Overtime, the value of spirituality has seemed to decrease. In fact, spirituality often asks one to practice humility which is widely considered to be a weak trait in modern society.
With that being said, in order to truly assess whether materialism is a vice or a virtue one must understand if the antithesis of this attribute is a vice or a virtue.
In terms of humility which lends itself well to spirituality, it can be seen as a characteristic of low self-esteem and personal degradation. Despite humility having a negative connotation in modern society, it’s lasting effects still cloud society’s mentality today.
In fact, in the past great influencers such as Ghandi to Benjamin Franklin percieved humility as a virtue.
For this reason, upon hearing the question my instinct like I assume many of you experienced was to jump on board with this response. If these influencers subscribe to the sound view that humility which is virtually the antithesis of materialism is a virtue, it seemed relatively easy to state that materialism was in fact a vice.

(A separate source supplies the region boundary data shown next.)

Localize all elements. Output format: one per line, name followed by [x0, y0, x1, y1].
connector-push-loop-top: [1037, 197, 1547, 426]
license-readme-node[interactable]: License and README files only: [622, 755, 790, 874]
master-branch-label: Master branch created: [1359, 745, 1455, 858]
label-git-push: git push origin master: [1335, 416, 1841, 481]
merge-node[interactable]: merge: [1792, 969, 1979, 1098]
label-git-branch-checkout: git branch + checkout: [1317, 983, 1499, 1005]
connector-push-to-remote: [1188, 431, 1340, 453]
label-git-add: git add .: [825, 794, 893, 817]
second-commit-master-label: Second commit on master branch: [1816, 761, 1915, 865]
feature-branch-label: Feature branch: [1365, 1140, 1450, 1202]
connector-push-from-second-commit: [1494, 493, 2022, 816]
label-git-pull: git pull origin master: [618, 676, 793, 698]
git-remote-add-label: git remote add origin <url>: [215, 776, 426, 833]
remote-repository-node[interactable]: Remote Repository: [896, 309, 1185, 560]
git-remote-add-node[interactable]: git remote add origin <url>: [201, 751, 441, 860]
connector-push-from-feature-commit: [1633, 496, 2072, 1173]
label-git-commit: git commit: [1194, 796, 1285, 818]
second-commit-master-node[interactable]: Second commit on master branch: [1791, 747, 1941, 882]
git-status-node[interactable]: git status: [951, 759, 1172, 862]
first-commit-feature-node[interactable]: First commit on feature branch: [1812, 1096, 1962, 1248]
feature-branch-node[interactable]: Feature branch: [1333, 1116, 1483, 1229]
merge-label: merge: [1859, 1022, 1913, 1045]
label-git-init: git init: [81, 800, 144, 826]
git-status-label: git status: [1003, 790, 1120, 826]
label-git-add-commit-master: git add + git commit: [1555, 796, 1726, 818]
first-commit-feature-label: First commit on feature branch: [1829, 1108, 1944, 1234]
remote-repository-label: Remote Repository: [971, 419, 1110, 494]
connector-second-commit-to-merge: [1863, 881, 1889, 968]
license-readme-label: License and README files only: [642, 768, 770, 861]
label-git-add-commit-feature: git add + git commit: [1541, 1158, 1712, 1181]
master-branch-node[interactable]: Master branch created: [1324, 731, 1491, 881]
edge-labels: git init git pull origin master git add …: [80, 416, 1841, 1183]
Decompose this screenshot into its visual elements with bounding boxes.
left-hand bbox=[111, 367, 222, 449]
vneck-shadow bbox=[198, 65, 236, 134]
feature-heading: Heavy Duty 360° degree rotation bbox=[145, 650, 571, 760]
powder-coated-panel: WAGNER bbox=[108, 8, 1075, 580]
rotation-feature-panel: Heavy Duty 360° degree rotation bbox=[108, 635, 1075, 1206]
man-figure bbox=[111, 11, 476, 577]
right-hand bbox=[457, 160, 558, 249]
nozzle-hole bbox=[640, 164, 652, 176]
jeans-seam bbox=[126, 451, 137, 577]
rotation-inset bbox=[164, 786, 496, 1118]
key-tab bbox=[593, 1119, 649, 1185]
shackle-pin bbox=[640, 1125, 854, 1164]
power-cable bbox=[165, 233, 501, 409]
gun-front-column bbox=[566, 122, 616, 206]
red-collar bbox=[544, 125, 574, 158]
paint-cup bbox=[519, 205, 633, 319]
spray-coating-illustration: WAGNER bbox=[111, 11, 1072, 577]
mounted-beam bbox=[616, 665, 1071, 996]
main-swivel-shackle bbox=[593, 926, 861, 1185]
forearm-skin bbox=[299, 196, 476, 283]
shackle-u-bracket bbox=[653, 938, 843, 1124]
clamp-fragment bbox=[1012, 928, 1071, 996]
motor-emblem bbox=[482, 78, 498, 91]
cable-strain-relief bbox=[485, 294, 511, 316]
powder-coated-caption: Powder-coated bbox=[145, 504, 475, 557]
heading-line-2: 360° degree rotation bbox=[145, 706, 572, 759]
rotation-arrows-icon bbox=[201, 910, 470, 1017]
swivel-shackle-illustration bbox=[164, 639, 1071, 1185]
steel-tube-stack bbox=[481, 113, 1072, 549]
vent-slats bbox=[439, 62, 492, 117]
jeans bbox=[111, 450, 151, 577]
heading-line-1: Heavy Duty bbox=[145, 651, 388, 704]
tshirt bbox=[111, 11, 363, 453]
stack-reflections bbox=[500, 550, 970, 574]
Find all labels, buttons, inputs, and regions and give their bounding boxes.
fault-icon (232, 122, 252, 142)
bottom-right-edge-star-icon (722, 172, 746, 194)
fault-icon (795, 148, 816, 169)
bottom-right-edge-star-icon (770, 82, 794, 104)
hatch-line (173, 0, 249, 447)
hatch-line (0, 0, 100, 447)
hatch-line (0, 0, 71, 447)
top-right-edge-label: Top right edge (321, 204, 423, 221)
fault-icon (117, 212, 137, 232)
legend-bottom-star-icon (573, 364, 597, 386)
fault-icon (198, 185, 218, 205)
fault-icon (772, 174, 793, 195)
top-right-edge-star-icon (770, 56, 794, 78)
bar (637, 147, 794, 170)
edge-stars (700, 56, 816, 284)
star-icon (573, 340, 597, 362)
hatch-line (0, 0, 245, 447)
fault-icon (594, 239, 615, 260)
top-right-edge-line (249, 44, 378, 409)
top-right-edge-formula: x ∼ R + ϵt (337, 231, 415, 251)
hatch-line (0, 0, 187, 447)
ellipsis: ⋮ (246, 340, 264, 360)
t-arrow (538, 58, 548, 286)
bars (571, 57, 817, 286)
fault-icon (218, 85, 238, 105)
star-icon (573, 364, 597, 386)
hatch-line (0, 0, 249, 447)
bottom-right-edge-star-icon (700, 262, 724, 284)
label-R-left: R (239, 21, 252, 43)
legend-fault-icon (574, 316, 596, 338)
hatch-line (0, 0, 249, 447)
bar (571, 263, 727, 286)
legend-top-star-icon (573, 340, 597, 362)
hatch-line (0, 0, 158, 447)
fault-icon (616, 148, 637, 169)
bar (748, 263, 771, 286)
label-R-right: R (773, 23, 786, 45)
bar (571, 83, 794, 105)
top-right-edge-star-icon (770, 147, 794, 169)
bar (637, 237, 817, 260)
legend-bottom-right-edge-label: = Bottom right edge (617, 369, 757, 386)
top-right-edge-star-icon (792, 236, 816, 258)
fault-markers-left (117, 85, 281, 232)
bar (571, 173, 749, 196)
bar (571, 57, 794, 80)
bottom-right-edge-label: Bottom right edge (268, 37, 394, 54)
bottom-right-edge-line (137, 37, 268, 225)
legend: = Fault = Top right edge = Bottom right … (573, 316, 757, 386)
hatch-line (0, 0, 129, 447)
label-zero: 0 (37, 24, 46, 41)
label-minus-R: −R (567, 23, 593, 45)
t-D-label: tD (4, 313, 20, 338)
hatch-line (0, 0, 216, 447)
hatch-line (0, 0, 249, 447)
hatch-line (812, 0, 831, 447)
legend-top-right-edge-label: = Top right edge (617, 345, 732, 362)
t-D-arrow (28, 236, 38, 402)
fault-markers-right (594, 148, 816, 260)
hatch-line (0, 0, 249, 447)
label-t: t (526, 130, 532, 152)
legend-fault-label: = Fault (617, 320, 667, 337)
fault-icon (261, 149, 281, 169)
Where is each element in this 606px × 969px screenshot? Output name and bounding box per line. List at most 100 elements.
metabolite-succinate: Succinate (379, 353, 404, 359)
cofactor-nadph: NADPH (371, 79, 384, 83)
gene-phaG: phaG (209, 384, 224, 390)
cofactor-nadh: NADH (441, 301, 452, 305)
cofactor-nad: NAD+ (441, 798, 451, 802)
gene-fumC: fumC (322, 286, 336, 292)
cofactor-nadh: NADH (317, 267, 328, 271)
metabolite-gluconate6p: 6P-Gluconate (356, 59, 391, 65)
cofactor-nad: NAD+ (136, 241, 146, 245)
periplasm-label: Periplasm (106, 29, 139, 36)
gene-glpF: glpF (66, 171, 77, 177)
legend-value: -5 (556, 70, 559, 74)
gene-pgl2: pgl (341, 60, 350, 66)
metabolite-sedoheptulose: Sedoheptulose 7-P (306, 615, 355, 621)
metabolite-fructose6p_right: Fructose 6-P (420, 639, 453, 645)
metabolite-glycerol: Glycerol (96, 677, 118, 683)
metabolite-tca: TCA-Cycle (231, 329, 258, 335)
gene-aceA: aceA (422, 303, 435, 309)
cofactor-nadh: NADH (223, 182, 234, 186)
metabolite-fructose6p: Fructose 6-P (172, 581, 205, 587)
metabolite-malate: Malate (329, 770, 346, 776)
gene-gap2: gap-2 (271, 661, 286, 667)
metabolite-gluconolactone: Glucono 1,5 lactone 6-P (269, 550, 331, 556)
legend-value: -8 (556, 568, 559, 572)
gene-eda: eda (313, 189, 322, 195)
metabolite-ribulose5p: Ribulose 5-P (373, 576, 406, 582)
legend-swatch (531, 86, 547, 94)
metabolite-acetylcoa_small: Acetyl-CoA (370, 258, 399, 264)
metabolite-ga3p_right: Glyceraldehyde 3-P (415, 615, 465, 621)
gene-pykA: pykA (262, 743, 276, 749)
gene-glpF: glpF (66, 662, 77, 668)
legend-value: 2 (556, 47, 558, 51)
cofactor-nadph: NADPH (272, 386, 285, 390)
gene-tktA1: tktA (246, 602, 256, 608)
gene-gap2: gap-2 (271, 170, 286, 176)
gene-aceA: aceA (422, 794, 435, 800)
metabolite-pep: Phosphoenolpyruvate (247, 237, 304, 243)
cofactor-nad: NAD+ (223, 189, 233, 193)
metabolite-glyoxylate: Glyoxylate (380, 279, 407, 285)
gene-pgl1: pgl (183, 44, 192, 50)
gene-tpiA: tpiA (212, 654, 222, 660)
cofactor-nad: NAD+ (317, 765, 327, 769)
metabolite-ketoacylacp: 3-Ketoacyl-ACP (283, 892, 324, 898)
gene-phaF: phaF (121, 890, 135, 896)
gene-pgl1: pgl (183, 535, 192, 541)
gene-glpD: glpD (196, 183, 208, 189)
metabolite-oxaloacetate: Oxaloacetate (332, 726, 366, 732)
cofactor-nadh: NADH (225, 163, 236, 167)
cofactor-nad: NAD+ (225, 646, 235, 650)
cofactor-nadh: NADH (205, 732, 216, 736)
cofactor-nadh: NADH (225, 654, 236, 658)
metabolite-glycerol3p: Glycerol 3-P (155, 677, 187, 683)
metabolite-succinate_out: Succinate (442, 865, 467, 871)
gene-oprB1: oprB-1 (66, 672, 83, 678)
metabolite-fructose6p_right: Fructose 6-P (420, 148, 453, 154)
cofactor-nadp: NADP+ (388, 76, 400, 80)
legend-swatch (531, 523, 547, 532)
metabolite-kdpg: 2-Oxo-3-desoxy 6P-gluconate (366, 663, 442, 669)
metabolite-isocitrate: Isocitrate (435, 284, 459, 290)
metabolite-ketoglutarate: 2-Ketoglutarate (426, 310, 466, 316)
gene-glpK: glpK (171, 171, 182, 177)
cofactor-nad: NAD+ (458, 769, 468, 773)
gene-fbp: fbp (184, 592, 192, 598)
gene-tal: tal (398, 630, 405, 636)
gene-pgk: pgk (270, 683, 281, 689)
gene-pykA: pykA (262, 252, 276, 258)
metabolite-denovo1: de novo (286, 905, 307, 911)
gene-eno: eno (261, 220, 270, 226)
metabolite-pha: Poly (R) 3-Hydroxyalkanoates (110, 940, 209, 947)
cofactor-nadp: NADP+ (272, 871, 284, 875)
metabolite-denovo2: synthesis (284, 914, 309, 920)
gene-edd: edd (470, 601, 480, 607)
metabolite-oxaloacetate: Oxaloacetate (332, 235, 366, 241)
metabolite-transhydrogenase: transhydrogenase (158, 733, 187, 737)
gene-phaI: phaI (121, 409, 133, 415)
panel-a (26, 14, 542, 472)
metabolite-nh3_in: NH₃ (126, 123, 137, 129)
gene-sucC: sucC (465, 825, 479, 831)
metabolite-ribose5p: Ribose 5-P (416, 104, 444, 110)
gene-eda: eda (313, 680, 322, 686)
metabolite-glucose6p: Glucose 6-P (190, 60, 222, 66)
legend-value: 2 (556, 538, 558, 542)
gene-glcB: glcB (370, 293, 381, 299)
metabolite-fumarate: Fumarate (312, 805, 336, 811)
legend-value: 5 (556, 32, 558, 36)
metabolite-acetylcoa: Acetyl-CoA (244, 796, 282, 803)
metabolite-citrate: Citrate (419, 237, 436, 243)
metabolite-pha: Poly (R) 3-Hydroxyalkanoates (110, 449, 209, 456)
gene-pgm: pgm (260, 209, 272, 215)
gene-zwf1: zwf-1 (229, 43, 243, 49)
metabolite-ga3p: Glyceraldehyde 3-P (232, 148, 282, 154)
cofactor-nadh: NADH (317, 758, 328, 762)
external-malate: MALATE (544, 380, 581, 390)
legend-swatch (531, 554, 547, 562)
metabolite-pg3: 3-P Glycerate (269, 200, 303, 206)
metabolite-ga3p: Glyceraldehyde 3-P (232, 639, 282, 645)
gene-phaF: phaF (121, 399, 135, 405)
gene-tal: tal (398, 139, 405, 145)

After all being humble meant one wasn’t being proud. Pride is considered to be one of the “seven deadly sins” and can come as a result of materialism and attaining one’s physical desires in reference to wealth and social standing.
However, upon researching humility I found where the argument of humility being a vice could arise. The first point was made by my father. He pointed out that if a person is too humble, they would not find any satisfaction in any of the good work they may do.
This wasn’t enough to goad me into thinking that humility is a vice and thus materialism is a virtue, but enough to push me out of thinking humility is really as great as it was cut out to be.
A confident and materialistic person can go a long way on just confidence alone. Again, this is provided that the confidence is displayed in moderation and does not become pride. Overconfidence is just as bad as underconfidence. In this way, it is clear to see that the two can be virtues as well as vices.
It must also be said that humility in too little dosages makes a person come across as snobbish or arrogant. This would drive other people away simply because a pride-filled person is pretty awful to be around.
It was also brought to my attention that the word humility is so close to the word humiliation. Humility may require acts of passiveness in response being degraded. The saying goes “any self-respecting person” would fight back.
If a person is humble enough, they might let the humiliation take place simply because they don’t have the self value that one with even a grain of pride in their heart might.
This still begs the question; is materialism a vice or virtue? On one hand, materialism is what keeps can allow a person to stay grounded.
The story of Icarus is always one that comes to mind. Icarus flew too close to the sun and caused his wings to melt, plummeting him to his death in the water below.
In this case, his lack of humility and pride which may have derived from a materialistic ideology had cost him his life. However, on the other hand, “too humble is half proud”.
This proverb states that the more humble individual may be taking pride in the fact that they are so humble. This person would perform a great deal of humiliating acts in an attempt to “fish for compliments” and gain praise.
Has your answer swayed even a little from the beginning? Are either of these points enough to qualify materialism as a vice or a virtue? That’s entirely a matter of personal interpretation. I hope I’ve made you think a little though.